In 1939, Joe Sprinz of the San Francisco Seals Baseball Club attempted to catch a ball dropped from a blimp at a height of 800 ft (for the purpose of setting a record).
(a) How long does it take for a ball to drop 800 ft?
(b) What is the velocity of a ball in miles per hour after an 800-ft drop? (88 ft/s = 60 mi/h)
Note: Wind resistance cannot be ignored in this problem. However, even with the slowing effect of wind resistance, the impact of the ball slammed Sprinz's glove hand into his face, fractured his upper jaw in 12 places, broke 5 teeth, and knocked him unconscious.

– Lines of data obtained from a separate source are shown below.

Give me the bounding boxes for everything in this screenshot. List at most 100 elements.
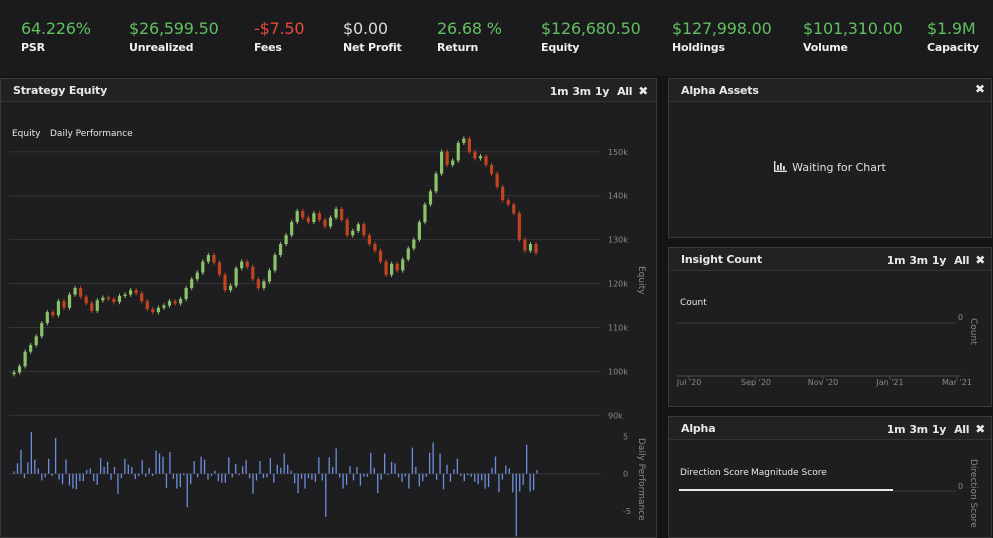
daily-performance-bar[interactable] [276,464,278,474]
daily-performance-bar[interactable] [151,473,154,476]
equity-candle[interactable] [67,294,72,308]
daily-performance-bar[interactable] [328,457,330,474]
daily-performance-bar[interactable] [321,473,323,481]
daily-performance-bar[interactable] [370,452,372,474]
daily-performance-bar[interactable] [536,469,538,474]
equity-candle[interactable] [428,191,433,205]
equity-candle[interactable] [123,294,127,297]
equity-candle[interactable] [101,297,105,301]
daily-performance-bar[interactable] [44,473,46,478]
equity-candle[interactable] [245,261,249,267]
daily-performance-bar[interactable] [273,473,275,483]
daily-performance-bar[interactable] [148,467,150,474]
daily-performance-bar[interactable] [501,473,504,480]
daily-performance-bar[interactable] [366,473,368,477]
daily-performance-bar[interactable] [415,466,417,474]
equity-candle[interactable] [356,224,360,231]
daily-performance-bar[interactable] [373,467,375,474]
equity-candle[interactable] [401,259,405,271]
equity-candle[interactable] [378,250,383,262]
daily-performance-bar[interactable] [106,461,109,474]
daily-performance-bar[interactable] [231,473,233,478]
equity-candle[interactable] [362,224,366,236]
daily-performance-bar[interactable] [238,473,240,476]
equity-candle[interactable] [240,261,244,269]
equity-candle[interactable] [62,301,66,308]
legend-equity[interactable]: Equity [12,129,41,139]
daily-performance-bar[interactable] [363,473,365,477]
daily-performance-bar[interactable] [113,466,116,474]
daily-performance-bar[interactable] [127,464,129,474]
equity-candle[interactable] [178,298,183,304]
daily-performance-bar[interactable] [387,473,389,476]
daily-performance-bar[interactable] [235,464,237,474]
equity-candle[interactable] [106,297,111,300]
daily-performance-bar[interactable] [477,473,479,485]
daily-performance-bar[interactable] [283,453,285,474]
equity-candle[interactable] [373,244,377,251]
daily-performance-bar[interactable] [79,473,81,482]
equity-candle[interactable] [506,200,510,205]
daily-performance-bar[interactable] [345,473,348,485]
daily-performance-bar[interactable] [34,459,36,474]
daily-performance-bar[interactable] [13,471,15,474]
daily-performance-bar[interactable] [196,473,199,478]
equity-candle[interactable] [201,261,205,273]
daily-performance-bar[interactable] [325,473,327,517]
daily-performance-bar[interactable] [526,444,528,474]
daily-performance-bar[interactable] [342,473,344,489]
daily-performance-bar[interactable] [404,473,407,477]
daily-performance-bar[interactable] [397,473,400,478]
daily-performance-bar[interactable] [93,473,95,482]
equity-candle[interactable] [195,272,199,280]
daily-performance-bar[interactable] [61,473,64,485]
daily-performance-bar[interactable] [120,473,123,479]
equity-candle[interactable] [495,173,499,187]
equity-candle[interactable] [217,262,222,275]
daily-performance-bar[interactable] [134,473,136,479]
equity-candle[interactable] [345,219,349,236]
daily-performance-bar[interactable] [262,473,265,479]
equity-candle[interactable] [456,142,460,161]
daily-performance-bar[interactable] [255,473,258,481]
daily-performance-bar[interactable] [217,473,220,482]
daily-performance-bar[interactable] [390,461,393,474]
equity-candle[interactable] [117,295,122,303]
daily-performance-bar[interactable] [429,452,431,474]
daily-performance-bar[interactable] [210,473,213,476]
daily-performance-bar[interactable] [190,473,192,485]
daily-performance-bar[interactable] [228,457,230,474]
daily-performance-bar[interactable] [435,473,438,480]
equity-candle[interactable] [156,307,160,313]
daily-performance-bar[interactable] [352,473,355,481]
equity-candle[interactable] [306,217,310,223]
equity-candle[interactable] [395,263,399,271]
close-icon[interactable]: ✖ [638,84,648,98]
equity-candle[interactable] [312,213,316,223]
daily-performance-bar[interactable] [519,473,521,492]
daily-performance-bar[interactable] [96,473,98,485]
range-1y-button[interactable]: 1y [931,254,947,267]
equity-candle[interactable] [151,309,155,313]
daily-performance-bar[interactable] [470,473,472,477]
daily-performance-bar[interactable] [449,473,452,482]
daily-performance-bar[interactable] [23,473,26,479]
daily-performance-bar[interactable] [51,473,53,476]
equity-candle[interactable] [56,301,61,316]
equity-candle[interactable] [284,235,288,245]
daily-performance-bar[interactable] [338,473,341,478]
equity-candle[interactable] [79,287,83,297]
equity-candle[interactable] [173,301,177,304]
daily-performance-bar[interactable] [293,473,296,484]
daily-performance-bar[interactable] [480,473,483,481]
equity-candle[interactable] [478,156,483,159]
daily-performance-bar[interactable] [82,473,84,482]
daily-performance-bar[interactable] [54,437,57,474]
equity-candle[interactable] [73,287,77,295]
equity-candle[interactable] [256,279,260,288]
daily-performance-bar[interactable] [505,465,507,474]
daily-performance-bar[interactable] [179,473,181,488]
equity-candle[interactable] [29,345,33,352]
daily-performance-bar[interactable] [162,456,164,474]
equity-candle[interactable] [273,255,277,271]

Of course, he dropped the ball.

Homework Equations

h(t) = -1/2g(t)^2 + V(t) + S

The Attempt at a Solution

(a) I am pretty confident I solved this portion correctly. I took the formula h(t) = -1/2g(t)^2 + V(t) + S and plugged in the information I was given:
1. Solved for t: 0 = (-1/2)(32)(t)^2 + (0)(t) + 800
2. 0 = -16(t)^2 + 800
3. 16(t)^2 = 800
4. t^2 = 50
5. t = 7.07 seconds.

(b) Now I have to solve for V, correct? I came up with 154.25 mi/h using the following steps:
1. Take the derivative of the given formula: h(t) = -g(t) + V
2. Plug in the values given: h(7.07) = -32(7.07) + V
3. I set h=0 here to solve for V: 0 = -226.24 + V, or V = 226.24 ft/s
4. Converted to mi/h: 226.24 ft/s * (60 mi/h / 88 ft/s) = 154.25 mi/h.

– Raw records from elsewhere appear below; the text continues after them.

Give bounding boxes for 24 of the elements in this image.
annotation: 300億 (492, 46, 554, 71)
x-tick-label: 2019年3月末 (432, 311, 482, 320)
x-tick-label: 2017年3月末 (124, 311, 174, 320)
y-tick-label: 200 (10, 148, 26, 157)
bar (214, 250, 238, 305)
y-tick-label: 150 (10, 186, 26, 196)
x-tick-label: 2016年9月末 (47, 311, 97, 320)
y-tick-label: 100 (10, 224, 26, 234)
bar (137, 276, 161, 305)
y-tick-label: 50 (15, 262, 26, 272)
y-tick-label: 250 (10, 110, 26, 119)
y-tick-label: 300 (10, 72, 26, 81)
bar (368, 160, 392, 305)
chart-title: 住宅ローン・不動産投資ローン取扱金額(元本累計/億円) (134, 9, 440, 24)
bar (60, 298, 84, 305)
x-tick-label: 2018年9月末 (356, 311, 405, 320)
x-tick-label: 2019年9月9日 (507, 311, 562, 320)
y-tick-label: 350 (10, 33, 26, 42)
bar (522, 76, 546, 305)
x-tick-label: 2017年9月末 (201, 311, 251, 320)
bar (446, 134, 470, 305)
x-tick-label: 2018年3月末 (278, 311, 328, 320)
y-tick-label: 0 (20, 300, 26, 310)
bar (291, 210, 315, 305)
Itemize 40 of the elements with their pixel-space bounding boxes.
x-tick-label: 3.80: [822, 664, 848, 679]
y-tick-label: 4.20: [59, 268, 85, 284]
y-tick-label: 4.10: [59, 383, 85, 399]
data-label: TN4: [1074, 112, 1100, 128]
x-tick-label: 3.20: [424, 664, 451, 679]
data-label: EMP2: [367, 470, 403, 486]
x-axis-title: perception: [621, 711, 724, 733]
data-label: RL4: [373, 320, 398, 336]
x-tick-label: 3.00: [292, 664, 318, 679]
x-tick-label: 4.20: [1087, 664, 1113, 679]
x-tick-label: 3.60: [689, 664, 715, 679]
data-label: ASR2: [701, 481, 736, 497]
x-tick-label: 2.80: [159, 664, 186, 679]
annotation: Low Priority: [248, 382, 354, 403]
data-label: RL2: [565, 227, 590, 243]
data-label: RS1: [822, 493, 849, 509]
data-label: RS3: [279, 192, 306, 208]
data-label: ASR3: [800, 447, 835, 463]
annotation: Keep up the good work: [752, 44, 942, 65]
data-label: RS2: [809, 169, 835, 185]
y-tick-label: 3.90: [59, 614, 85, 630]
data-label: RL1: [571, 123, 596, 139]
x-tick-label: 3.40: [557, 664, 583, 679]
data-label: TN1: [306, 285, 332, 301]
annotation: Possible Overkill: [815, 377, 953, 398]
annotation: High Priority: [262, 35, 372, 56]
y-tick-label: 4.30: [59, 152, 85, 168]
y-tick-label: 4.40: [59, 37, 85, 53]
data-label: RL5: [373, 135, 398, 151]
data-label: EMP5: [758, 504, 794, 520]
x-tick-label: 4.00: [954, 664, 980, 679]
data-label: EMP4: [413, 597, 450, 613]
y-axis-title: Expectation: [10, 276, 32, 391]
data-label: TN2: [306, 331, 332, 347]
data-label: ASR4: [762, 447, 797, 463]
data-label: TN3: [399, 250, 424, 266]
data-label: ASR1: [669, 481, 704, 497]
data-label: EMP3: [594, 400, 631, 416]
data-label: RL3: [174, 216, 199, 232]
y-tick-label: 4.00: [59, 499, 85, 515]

I am just a little unsure about (b). Can anyone else verify it and let me know if I made any mistakes or not?

 

[tiny-tim]

Welcome to PF!

(b) What is the velocity of a ball in miles per hour after an 800-ft drop? (88 ft/s = 60 mi/h)
…
(b) Now I have to solve for V, correct? I came up with 154.25 mi/h using the following steps:
1. Take the derivative of the given formula: h(t) = -g(t) + V

… = 226.24 ft/s

Hi adillhoff! Welcome to PF!

(a) and (b) are correct, but you should have got (b) directly by using the standard constant acceleration equation, either for u v a and s or u v a and t.

 

[S_Happens]

The original question does mention that wind resistance (drag) cannot be ignored, yet it is not accounted for. Is this a typo, is there missing information in your problem, or are you expected to search this out on your own? Edit- I don't see any reason you'd be considering drag in Calculus I.

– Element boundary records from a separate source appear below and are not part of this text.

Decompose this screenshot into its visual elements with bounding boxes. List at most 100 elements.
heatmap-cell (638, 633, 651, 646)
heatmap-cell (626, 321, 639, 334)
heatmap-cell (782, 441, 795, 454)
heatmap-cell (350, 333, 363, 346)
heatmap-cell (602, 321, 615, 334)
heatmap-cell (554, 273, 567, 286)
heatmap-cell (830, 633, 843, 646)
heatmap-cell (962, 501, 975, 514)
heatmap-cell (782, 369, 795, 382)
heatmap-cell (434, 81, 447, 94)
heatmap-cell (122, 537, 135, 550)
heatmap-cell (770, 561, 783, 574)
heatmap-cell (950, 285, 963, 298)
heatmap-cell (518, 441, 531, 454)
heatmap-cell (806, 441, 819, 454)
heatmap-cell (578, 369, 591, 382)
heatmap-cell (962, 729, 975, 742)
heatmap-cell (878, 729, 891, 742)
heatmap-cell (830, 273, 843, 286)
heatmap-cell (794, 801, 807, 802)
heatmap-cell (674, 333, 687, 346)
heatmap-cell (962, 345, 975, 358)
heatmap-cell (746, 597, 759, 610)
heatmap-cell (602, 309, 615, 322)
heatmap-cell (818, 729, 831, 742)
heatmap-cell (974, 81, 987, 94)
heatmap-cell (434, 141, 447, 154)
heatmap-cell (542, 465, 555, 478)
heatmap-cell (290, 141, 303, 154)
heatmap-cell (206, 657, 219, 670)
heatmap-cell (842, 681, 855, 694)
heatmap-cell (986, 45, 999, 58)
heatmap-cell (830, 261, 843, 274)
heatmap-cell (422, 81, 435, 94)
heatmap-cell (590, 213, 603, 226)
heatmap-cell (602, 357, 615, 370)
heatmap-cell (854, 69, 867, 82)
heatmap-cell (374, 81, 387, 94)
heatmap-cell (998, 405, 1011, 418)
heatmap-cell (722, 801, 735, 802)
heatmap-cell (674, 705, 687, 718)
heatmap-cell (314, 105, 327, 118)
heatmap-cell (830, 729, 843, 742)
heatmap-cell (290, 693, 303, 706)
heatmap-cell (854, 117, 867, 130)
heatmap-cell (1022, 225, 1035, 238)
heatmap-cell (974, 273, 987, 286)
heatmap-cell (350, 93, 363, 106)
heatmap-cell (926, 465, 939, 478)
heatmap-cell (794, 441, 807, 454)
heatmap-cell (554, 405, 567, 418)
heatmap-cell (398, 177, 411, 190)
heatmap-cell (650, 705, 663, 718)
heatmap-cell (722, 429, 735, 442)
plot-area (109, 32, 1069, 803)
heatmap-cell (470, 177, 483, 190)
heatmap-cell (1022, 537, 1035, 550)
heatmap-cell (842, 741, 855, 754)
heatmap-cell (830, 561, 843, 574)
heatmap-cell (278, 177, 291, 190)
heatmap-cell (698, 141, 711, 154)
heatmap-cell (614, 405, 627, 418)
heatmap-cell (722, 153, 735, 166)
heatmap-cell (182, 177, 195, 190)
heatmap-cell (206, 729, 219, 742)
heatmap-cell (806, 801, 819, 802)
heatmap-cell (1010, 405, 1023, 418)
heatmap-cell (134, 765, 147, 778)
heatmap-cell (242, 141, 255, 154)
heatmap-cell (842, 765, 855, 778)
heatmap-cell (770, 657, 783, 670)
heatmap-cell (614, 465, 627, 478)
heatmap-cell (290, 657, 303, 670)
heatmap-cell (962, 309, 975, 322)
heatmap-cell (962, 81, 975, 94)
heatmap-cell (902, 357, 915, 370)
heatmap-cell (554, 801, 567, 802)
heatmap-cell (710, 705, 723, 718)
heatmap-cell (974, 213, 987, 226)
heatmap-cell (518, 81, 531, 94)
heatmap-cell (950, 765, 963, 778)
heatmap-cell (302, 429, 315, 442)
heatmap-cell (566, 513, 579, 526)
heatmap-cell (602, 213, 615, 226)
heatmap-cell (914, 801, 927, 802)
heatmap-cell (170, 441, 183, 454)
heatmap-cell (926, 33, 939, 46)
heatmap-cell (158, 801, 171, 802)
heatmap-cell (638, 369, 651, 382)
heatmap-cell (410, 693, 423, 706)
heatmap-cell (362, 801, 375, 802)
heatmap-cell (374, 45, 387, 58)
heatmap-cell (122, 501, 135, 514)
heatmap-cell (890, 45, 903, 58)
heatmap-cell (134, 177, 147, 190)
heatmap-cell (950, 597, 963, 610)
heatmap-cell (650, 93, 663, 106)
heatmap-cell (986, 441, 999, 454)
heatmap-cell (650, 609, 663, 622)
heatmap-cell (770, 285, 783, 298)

In part b, you set the wrong velocity to zero to solve. The derivitive of instantaneous position would be instantaneous velocity (which is what you are looking for). The velocity on the right hand side is initial velocity, which you know was 0. Since the ball was always moving in one direction, I myself would have chosen acceleration and velocity to both be in the downward direction to get a positive velocity answer (although either is acceptable when you specifiy direction of velocity). The answer is numerically the same, but you may lose credit.

 

[adillhoff]

Thank you for the swift reply. I believe that the wind resistance part was a typo. There was no information given about wind resistance. I will use your advice and recalculate part B. Thanks again!